The proposed legislation is part of the Trump administration’s move toward overhauling welfare programs. President Trump has already signed an executive order expanding work requirements for Americans who are receiving Medicaid, welfare, food stamps, and public housing assistance. The Washington Post reports that Ben Carson told reporters during a conference call: “It’s clear from a budget perspective and a human point of view that the current system is unsustainable.” The HUD secretary has said that the current system is unfair as some recipients know how to “work the system.”

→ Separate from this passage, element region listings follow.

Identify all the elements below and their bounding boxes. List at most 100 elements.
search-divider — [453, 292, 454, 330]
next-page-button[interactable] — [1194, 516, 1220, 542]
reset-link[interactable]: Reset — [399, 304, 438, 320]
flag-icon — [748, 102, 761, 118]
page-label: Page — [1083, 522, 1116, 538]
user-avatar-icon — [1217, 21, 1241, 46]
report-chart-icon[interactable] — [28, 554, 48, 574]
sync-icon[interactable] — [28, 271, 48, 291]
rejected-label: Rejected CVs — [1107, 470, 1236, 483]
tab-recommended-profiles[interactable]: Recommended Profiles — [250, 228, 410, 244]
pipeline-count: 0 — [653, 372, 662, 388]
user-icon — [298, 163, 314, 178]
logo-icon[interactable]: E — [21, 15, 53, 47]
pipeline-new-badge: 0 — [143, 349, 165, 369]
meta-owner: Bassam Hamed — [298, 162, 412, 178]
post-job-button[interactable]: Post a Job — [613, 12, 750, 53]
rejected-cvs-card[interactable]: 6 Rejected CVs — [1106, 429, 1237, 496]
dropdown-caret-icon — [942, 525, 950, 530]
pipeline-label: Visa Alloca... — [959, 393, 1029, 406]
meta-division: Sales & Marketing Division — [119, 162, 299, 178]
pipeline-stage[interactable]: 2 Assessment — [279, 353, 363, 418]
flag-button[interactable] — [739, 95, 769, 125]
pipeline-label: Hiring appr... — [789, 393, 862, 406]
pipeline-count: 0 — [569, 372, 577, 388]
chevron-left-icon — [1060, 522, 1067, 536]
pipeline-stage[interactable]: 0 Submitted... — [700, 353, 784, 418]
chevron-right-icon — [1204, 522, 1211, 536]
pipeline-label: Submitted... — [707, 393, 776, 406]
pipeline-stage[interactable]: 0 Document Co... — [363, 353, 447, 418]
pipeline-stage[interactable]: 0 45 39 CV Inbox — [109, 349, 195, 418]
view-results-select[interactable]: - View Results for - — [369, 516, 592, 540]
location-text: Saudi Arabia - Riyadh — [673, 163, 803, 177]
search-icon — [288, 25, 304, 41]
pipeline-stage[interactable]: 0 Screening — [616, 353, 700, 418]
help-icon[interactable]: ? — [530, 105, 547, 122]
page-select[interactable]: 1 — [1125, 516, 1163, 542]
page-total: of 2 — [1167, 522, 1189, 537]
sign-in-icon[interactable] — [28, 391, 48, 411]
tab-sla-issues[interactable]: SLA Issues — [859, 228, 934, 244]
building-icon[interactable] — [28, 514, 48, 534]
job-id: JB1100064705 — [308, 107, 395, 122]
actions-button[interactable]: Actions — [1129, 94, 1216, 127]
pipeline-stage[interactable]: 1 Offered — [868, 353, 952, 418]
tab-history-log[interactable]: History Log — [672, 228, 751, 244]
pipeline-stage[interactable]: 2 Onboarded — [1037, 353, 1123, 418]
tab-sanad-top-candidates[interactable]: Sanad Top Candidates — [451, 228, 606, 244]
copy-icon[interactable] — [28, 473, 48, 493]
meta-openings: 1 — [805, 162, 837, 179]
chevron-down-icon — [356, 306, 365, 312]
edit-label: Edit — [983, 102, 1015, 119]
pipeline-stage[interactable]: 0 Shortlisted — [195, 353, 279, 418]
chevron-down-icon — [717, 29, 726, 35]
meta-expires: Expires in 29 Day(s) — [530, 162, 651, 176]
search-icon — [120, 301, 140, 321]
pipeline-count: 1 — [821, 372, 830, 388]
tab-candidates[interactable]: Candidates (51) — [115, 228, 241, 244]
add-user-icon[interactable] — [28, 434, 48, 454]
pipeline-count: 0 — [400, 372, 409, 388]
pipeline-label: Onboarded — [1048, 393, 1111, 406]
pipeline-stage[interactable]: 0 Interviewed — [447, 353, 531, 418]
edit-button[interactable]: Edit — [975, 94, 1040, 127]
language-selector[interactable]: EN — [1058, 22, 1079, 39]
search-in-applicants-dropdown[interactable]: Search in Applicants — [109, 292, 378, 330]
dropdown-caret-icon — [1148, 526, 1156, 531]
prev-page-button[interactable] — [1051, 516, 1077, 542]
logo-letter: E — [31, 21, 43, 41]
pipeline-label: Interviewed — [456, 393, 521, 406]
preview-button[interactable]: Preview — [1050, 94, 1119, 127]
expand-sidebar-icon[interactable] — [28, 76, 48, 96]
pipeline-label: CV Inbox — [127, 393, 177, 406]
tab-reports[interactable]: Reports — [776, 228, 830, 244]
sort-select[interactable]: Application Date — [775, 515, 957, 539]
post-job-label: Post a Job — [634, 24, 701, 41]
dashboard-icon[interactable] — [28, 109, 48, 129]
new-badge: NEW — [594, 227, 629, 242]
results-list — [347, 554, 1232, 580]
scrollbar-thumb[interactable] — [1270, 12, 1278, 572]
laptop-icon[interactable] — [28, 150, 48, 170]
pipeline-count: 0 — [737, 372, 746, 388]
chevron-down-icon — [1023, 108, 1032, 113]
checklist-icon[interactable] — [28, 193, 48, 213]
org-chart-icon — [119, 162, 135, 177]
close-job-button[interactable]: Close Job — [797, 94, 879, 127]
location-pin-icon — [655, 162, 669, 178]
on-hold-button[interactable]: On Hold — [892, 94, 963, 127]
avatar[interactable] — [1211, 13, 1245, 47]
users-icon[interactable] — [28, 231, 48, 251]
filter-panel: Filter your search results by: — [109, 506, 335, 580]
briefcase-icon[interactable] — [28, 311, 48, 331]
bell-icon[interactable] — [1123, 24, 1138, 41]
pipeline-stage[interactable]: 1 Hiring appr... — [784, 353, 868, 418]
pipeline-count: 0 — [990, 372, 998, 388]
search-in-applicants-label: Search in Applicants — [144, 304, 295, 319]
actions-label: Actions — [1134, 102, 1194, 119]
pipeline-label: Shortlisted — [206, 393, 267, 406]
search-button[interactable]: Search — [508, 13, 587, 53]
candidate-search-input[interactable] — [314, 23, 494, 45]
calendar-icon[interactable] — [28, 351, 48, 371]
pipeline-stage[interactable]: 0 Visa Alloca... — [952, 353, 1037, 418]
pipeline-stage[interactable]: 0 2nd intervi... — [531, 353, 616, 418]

The plan for enacting the proposed legislation comes just weeks after the HUD secretary was singled out for government waste, as the department first approved, then quickly cancelled the purchase of a $31,000 dining set. Carson claimed he had no knowledge of how much the set cost. However, according to a report from CNN, internal emails from the department referred to printouts of the furniture the Secretary and Mrs. Carson picked out. The proposed legislation also comes months after a tax bill that was largely seen to favour high-income individuals. In a press release from the NLIHC, president and CEO Diane Yentel said: “Proposing these changes under the guise of saving the government money, just months after giving massive tax breaks to wealthy people and corporations, is the height of cruel hypocrisy.”